2. Puyang Remanjung Sakti
Cerita ini bercerita tentang seorang puyang bernama Remanjung Sakti. Ia adalah seorang yang gagah perkasa dan sakti. Cerita rakyat ini terkenal di Kabupaten Muara Enim.
Pada suatu hari, raja Palembang ditimpa malapetaka. Rakyatnya kacau balau akibat datangnya penyakit bernama 'Dandai'. Dandai ini mematikan dan tidak dapat dilawan karena ia adalah makhluk halus, jika dilawan maka orang yang melawan akan terkena penyakitnya. Sang raja akhirnya membuat pengumuman bahwa siapa saja yang mampu melawan Dandai akan diberi hadiah dan dikabulkan semua keinginannya.
Berita ini terdengar oleh Seramphu Sakti, ia pun memerintahkan Remanjung Sakti untuk menghadap sang raja. Remanjung Sakti melakukan sembahyang dua rakaat dan meminta kekuatan serta perlindungan agar dapat melawan Dandai. Setelah itu ia berangkat menuju keberadaan Dandai. Setelah mendapati Dandai, ia melompat ke bahu Dandai dengan mengucap bismillah lalu memotong leher Dandai itu hingga badannya jatuh ke Sungai Musi.
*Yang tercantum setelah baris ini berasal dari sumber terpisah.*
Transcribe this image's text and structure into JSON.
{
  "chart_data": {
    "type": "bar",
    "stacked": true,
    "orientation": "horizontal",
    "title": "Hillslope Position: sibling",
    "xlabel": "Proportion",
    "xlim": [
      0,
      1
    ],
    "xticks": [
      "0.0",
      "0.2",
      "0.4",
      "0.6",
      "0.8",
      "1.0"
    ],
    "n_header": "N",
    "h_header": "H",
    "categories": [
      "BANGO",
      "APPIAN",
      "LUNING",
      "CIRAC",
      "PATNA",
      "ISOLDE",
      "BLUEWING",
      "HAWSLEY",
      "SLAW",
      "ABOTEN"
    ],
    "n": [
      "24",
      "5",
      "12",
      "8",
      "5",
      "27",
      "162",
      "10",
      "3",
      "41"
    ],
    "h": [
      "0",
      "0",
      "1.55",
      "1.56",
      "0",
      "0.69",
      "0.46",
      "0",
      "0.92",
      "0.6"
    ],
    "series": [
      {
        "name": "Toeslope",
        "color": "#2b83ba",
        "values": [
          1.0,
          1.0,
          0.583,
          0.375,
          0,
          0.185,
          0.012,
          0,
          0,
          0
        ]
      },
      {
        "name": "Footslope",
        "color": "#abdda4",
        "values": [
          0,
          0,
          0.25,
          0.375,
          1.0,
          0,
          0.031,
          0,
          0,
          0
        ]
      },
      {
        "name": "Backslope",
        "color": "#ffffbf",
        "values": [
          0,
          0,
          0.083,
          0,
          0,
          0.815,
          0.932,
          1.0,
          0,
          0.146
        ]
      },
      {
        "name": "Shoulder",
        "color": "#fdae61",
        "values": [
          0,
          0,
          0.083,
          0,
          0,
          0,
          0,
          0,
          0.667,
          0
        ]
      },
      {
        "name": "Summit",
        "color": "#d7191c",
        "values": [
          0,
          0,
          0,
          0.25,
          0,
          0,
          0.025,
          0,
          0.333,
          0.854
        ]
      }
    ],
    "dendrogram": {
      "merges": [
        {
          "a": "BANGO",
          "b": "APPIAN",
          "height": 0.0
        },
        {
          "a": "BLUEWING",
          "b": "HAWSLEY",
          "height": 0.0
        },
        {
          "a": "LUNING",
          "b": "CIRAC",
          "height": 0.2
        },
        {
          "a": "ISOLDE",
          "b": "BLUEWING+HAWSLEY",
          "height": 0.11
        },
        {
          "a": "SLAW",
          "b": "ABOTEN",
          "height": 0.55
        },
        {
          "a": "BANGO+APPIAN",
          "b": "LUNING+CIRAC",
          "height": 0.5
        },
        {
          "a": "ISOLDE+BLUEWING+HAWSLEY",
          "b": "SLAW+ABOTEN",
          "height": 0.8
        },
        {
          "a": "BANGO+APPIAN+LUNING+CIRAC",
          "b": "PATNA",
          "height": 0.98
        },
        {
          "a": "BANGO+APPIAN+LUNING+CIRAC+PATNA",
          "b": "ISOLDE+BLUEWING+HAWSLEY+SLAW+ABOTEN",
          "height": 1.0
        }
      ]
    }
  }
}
Keberhasilan Remanjung Sakti dalam melawan Dandai dirayakan oleh sang raja. Raja menggelar pesta 7 hari 7 malam dan memberinya gelar 'Rie Dinding'. Suatu ketika terdengar pula berita dari jagat Batang Hari Sembilan tentang adanya orang Kuntum. Kabarnya, kuntum ini berupa bola sakti.
Remanjung Sakti pergi ke sana untuk memecahkan bola tersebut. Sesampainya di sana ia bersembahyang dan memohon kepada Tuhan agar diberikan perlindungan. Ia pun berhasil memecahkan bola itu hanya dengan kuku jarinya. Dari peristiwa itu Remanjang Sakti makin terkenal. Ia meninggal dunia di tempat kelahirannya dan dimakamkan di Kecamatan Gunung Megang, Kabupaten Muara Enim.
3. Bujang Bekurung
Cerita ini menceritakan tentang seorang pemuda bernama Bujang Bekurung. Ia merupakan seorang putra kerajaan Mekam Sari yang dipimpin oleh Ratu Agung dan Kayu Temenggung. Suatu ketika, Ratu Agung menyuruh Bujang Bekurung untuk beristri.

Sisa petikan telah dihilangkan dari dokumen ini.